Tunisia links weigh on French foreign minister

11:40 pm by Mr. Wiseman. Filed under: Financial News

Pressure was mounting on Michele Alliot-Marie, French foreign minister, to quit after yet more revelations about her links to the discredited regime of former Tunisian president Zein al-Abidine Ben Ali.

Ms Alliot-Marie had previously said she had had no special contact with Mr Ben Ali during the popular uprising that eventually forced him out of office. But on Wednesday, Ms Alliot-Marie confirmed that she had had a telephone conversation with the then Tunisian leader while on a new year’s break during the revolt in the north African country.

Ms Alliot-Marie’s admission coincided with revelations in Le Canard Echainé, the satirical weekly, that Ms Alliot-Marie’s parents, aged 94 and 92, had accompanied her on the holiday to complete a property deal with a businessman linked to the Ben Ali regime.

Ms Alliot-Marie has already come under fire for offering France’s savoir faire to the Ben Ali regime to “resolve security situations”.

Le Monde, the French daily newspaper, launched a virulent attack on Ms Alliot-Marie in a front-page editorial, accusing the minister of being less than candid in her version of events surrounding the ill-timed holiday.

“How far must we descend into triviality and indignity before the French foreign minister understands that she is damaging the role she occupies?” the editorial said.

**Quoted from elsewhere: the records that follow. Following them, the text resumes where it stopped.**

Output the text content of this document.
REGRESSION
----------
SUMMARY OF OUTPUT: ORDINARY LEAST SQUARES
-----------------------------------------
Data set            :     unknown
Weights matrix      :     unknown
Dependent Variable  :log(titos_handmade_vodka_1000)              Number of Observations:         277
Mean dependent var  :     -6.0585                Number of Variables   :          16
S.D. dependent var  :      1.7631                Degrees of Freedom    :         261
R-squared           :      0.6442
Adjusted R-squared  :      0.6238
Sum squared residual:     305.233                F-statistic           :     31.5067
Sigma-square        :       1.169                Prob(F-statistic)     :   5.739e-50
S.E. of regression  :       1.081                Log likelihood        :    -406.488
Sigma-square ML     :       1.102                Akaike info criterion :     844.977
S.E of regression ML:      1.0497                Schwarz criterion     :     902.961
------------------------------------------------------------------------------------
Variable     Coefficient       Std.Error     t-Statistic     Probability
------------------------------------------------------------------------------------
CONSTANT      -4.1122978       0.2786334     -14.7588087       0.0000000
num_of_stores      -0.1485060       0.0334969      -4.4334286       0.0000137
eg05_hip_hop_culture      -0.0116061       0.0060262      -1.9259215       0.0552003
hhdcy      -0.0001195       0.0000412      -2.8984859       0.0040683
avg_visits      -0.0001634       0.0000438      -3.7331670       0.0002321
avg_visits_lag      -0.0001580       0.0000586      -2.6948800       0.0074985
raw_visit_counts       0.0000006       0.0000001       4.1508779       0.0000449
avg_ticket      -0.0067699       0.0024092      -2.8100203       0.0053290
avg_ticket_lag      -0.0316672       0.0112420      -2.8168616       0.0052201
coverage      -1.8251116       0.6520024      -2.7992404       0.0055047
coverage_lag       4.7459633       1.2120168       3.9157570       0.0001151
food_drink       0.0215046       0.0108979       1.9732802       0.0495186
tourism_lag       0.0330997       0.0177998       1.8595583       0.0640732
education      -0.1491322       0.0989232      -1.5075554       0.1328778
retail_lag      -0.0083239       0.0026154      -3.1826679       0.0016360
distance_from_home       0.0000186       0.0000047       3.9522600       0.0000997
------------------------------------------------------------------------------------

The scandal has shattered confidence in one of France’s most experienced and well-liked politicians, who has held most of the big ministerial posts and is affectionately known by her initials, M.A.M. It has also sparked persistent questions about France’s ambiguous relationship with discredited regimes in Africa and the Middle East.

For the ruling centre right UMP party, the controversy also threatens to damage its chances at forthcoming local elections. One UMP deputy suggested that should further revelations emerge, Ms Alliot-Marie could be replaced after the vote. Already the name of Alain Juppé, former prime minister and now defence minister, is circulating as a potential replacement.

UMP deputies said Ms Alliot-Marie’s handling of the controversy had caused serious damage. Recently she was forced to admit that she had accepted two internal flights, and not just one as originally implied, from Aziz Miled, owner of the carrier Nouvelair and business partner to members of the Ben Ali family.

In parliamentary questions on Wednesday, Ms Alliot-Marie received little open support from her own party, those present said. Francois Fillon, the prime minister who has also come under fire for a holiday in Egypt at the invitation of former President Hosni Mubarak, notably failed to defend his foreign minister when called to do so from the floor, as he had done last week, said one deputy. Ms Alliot-Marie insisted she would not resign and said there had been no wrongdoing.

Two ministers present at the weekly cabinet meeting told AFP reporters that President Nicolas Sarkozy had offered Ms Alliot-Marie a handwritten message of support, indicating her departure was not imminent. In a television broadcast last week, Mr Sarkozy acknowledged that the Tunisian holiday had not been well-timed but refused to criticise Ms Alliot-Marie. Ms Sarkozy has a record of refusing to give in to public pressure to sack ministers caught up in controversy.